Question

Let \(\theta \in \left(0, \frac{\pi}{2}\right)\). If the system of linear equations
\((1 + \cos^2\theta)x + \sin^2\theta y + 4\sin3\theta z = 0\)
\(\cos^2\theta x + (1 + \sin^2\theta)y + 4\sin3\theta z = 0\)
\(\cos^2\theta x + \sin^2\theta y + (1 + 4\sin3\theta)z = 0\)
has a non-trivial solution, then the value of \(\theta\) is :

• A. \(\frac{\pi}{18}\)
• B. \(\frac{7\pi}{18}\)
• C. \(\frac{5\pi}{18}\)
• D. \(\frac{4\pi}{9}\)

Hint:

In systems involving trigonometric identities like \(\sin^2\theta\) and \(\cos^2\theta\), subtracting adjacent rows often simplifies the matrix significantly to reveal the identity.

Answer 1

The Correct Option is B

Step 1: Understanding the Concept:
A homogeneous system of linear equations has a non-trivial solution if and only if the determinant of its coefficient matrix is zero.
Step 2: Key Formula or Approach:
Set \(\Delta = 0\), where \(\Delta\) is the determinant of the coefficients. Use row and column operations to simplify the determinant.
Step 3: Detailed Explanation:
The determinant is:

\[ \Delta = \begin{vmatrix} 1 + \cos^2\theta & \sin^2\theta & 4\sin3\theta \\ \cos^2\theta & 1 + \sin^2\theta & 4\sin3\theta \\ \cos^2\theta & \sin^2\theta & 1 + 4\sin3\theta \end{vmatrix} = 0 \]

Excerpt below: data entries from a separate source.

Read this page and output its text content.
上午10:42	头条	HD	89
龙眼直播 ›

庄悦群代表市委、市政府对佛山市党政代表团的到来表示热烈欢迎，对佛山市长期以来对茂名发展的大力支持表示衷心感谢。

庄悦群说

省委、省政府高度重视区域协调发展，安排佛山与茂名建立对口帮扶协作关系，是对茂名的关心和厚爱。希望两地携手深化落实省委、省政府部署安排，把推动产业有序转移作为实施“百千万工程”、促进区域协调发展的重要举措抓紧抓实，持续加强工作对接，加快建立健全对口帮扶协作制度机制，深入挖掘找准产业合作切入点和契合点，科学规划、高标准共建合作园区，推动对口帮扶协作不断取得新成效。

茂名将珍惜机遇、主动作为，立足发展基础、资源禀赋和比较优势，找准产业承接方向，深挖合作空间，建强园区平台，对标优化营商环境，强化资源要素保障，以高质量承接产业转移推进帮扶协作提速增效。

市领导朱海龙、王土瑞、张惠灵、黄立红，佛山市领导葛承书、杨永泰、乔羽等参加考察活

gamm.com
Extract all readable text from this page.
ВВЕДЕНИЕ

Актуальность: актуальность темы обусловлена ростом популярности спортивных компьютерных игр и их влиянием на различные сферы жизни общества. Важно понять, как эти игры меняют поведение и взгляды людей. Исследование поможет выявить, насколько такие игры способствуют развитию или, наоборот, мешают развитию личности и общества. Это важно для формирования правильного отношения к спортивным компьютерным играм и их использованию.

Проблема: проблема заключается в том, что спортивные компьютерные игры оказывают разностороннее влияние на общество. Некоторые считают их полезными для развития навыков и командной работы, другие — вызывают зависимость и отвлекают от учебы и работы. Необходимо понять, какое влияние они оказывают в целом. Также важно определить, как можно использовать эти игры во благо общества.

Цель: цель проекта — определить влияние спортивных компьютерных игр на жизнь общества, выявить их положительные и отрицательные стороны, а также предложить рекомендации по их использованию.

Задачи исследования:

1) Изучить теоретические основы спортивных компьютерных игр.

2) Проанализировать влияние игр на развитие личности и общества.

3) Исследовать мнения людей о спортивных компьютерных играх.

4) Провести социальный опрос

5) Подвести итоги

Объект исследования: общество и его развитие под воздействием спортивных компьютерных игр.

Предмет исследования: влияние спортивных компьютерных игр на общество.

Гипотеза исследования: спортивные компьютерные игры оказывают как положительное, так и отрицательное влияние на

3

Perform \(R_1 \to R_1 - R_2\) and \(R_2 \to R_2 - R_3\):

\[ \begin{vmatrix} 1 & -1 & 0 \\ 0 & 1 & -1 \\ \cos^2\theta & \sin^2\theta & 1 + 4\sin3\theta \end{vmatrix} = 0 \]

Expanding along \(R_1\):

\[ 1(1 + 4\sin3\theta + \sin^2\theta) - (-1)(0 + \cos^2\theta) = 0 \]

\[ 1 + 4\sin3\theta + \sin^2\theta + \cos^2\theta = 0 \]

Using \(\sin^2\theta + \cos^2\theta = 1\):

\[ 1 + 4\sin3\theta + 1 = 0 \implies 4\sin3\theta = -2 \implies \sin3\theta = -\frac{1}{2} \]

Since \(\theta \in (0, \pi/2)\), we have \(3\theta \in (0, 3\pi/2)\).
The value \(\sin x = -1/2\) in this range occurs at \(x = \pi + \pi/6 = \frac{7\pi}{6}\).

\[ 3\theta = \frac{7\pi}{6} \implies \theta = \frac{7\pi}{18} \]

Step 4: Final Answer:
The value of \(\theta\) is \(\frac{7\pi}{18}\).